Hadoop follows master slave architecture with one Name-Node and multiple Data-Nodes. Whenever a file is pushed into HDFS for storage, the file splits into number of data blocks of desired size, placed randomly across the available DN. When executing a query, Meta information is obtained from the Name-Node about the locality of the required blocks and then query executed in Data-Node where required blocks are located. The most important feature of Hadoop is this movement of the computation to the data rather than the way around (Dean & Ghemawat, 2008). Hence the position of data across the Data-Nodes plays a significant role in efficient query processing. Hence, we focus on finding an innovative data placement strategy so that the queries are solved at the earliest possible time to enable quick decisions as well as to derive maximum utilization of resources. Since the real value of the analyzing Big-Data is, accelerating the time-to-answer especially in streaming data where immediate response for taking better decision is much desired. (Lee et al., 2014; Wang et al., 2014; Yuan et al., 2010).
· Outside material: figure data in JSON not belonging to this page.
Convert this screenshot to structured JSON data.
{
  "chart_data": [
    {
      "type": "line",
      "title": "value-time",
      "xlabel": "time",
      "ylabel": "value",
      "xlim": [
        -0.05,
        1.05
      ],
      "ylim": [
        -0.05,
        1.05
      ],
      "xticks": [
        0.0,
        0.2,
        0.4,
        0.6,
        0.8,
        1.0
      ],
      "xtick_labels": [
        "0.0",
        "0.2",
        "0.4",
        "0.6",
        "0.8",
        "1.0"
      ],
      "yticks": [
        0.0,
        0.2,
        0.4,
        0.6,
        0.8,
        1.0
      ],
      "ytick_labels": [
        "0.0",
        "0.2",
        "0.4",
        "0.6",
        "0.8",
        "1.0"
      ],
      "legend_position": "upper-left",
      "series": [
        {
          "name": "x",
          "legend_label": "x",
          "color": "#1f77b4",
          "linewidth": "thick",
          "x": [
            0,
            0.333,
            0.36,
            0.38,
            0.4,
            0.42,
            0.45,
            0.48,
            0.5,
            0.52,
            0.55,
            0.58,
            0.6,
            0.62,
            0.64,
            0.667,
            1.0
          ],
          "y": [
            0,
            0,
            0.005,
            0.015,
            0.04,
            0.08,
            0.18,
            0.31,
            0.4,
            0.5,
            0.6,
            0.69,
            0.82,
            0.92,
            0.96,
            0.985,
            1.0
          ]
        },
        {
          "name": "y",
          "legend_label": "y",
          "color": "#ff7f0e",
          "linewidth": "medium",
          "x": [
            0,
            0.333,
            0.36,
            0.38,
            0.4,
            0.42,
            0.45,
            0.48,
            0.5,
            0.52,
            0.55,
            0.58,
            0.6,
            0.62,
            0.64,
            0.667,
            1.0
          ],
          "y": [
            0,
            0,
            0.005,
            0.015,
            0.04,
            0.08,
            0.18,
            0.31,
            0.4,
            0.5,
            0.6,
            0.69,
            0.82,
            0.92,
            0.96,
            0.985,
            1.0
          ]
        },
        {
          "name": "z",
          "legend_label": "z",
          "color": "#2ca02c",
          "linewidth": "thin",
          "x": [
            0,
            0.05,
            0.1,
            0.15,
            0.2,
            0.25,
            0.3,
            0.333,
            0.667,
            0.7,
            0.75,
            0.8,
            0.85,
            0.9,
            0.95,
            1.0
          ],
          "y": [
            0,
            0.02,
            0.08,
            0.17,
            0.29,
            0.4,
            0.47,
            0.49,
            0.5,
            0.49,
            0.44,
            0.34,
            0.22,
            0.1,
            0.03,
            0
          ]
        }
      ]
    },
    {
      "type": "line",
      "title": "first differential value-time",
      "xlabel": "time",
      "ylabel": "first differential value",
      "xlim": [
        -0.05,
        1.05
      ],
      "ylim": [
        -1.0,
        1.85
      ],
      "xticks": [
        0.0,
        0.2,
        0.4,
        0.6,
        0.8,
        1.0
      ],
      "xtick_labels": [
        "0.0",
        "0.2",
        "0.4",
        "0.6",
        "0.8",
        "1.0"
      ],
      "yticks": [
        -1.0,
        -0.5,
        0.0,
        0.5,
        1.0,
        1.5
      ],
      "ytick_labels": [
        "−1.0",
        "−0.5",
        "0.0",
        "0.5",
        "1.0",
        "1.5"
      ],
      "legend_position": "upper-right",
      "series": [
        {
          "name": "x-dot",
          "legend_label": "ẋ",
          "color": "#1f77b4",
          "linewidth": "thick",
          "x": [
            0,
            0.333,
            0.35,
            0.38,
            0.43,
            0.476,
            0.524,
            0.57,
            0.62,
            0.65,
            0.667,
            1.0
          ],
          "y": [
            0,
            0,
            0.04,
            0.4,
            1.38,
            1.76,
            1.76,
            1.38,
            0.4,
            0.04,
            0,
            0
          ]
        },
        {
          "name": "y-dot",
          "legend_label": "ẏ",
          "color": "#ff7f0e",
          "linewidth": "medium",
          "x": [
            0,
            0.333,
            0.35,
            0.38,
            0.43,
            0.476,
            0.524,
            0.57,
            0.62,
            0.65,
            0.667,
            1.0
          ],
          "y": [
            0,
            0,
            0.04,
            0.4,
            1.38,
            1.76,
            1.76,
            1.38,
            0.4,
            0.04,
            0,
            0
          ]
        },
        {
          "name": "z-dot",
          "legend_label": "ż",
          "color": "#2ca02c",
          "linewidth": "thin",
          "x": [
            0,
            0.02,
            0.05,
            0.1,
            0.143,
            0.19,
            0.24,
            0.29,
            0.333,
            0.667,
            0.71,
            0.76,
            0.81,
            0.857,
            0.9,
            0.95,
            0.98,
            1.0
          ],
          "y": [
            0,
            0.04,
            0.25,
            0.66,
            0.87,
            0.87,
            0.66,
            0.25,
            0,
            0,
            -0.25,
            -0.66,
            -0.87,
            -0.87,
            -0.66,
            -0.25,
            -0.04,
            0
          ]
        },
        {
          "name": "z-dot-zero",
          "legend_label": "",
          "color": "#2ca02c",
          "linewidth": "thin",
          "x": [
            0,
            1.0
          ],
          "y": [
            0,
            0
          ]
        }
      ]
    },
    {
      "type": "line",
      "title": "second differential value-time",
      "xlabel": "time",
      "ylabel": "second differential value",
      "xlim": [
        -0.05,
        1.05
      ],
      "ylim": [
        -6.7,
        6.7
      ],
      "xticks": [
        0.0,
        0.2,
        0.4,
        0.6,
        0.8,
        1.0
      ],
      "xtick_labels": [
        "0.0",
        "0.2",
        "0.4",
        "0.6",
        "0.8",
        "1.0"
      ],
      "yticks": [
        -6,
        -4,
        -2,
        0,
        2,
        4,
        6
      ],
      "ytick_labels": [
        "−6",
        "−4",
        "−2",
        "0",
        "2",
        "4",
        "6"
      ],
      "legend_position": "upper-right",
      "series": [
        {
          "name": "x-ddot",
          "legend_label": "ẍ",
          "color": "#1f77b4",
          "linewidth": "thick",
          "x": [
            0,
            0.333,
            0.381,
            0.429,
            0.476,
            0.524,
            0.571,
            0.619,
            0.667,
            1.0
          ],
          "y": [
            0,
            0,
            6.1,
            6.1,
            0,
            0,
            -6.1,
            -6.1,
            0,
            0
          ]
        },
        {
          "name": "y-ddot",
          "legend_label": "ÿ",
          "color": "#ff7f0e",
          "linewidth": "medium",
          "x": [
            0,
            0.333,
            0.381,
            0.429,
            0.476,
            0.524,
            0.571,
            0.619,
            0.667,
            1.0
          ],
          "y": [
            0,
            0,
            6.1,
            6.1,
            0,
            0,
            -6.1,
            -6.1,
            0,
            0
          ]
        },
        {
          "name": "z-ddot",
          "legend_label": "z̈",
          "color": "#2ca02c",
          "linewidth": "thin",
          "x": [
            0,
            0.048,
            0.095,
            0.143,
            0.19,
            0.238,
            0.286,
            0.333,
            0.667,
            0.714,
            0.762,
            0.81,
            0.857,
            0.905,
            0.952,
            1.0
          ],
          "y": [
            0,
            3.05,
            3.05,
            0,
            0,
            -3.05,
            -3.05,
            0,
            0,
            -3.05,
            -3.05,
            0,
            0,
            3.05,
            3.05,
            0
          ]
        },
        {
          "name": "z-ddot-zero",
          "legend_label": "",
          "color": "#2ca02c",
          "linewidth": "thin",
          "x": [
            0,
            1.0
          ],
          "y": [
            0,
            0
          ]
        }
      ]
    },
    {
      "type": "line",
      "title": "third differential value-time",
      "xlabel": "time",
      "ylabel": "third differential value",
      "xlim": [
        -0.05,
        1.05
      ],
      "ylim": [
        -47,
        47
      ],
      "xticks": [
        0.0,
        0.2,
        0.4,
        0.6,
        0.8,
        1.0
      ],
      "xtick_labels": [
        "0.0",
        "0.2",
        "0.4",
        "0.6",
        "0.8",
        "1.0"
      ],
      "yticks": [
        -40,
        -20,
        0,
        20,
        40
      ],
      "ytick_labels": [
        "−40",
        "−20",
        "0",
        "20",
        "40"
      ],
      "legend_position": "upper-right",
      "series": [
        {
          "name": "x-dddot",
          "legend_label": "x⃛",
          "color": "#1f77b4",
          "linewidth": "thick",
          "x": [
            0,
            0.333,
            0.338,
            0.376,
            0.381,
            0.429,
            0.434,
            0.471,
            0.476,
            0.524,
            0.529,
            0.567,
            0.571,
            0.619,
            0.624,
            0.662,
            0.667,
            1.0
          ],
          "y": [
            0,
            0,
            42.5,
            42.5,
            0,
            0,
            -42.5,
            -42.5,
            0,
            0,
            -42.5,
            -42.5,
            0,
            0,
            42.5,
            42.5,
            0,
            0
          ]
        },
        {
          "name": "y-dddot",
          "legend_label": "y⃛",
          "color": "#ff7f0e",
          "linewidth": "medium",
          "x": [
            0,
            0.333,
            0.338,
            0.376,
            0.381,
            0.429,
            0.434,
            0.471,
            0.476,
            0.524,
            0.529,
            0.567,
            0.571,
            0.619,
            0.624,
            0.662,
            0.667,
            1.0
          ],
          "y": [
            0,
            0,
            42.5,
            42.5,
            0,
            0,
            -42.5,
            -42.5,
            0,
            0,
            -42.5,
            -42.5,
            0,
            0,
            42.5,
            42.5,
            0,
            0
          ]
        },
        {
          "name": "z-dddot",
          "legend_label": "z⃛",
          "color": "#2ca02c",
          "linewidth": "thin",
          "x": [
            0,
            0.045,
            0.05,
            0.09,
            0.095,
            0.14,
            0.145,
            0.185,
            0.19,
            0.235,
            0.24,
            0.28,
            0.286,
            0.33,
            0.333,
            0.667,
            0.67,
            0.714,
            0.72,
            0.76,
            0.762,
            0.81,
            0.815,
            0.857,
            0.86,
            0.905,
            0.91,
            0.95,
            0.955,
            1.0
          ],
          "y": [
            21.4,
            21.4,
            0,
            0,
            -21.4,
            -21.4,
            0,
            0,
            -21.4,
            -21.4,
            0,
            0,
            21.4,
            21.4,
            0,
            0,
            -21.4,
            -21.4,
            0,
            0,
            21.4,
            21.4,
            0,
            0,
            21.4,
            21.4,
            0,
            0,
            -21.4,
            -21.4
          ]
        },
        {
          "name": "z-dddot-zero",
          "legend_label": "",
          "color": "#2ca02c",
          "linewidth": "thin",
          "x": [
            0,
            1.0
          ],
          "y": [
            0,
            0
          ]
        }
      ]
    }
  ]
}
Figure 1. Need for an optimal data placement - Illustration
The time taken to execute a query and return the results increase exponentially as the data size increases, leading to more waiting time for the user. The complexity of query execution is influenced by volume of data, the amount of data requested from the query, the type of data, complexity of the data etc. Sometimes the wait times could range from minutes, to hours, to days and to weeks in some worst cases. One of the major reasons for slow speed of executions could be due to the non-availability of the blocks required for execution locally so that the data has to be transferred across the network for execution, leading to increased execution time as shown in the Figure 1.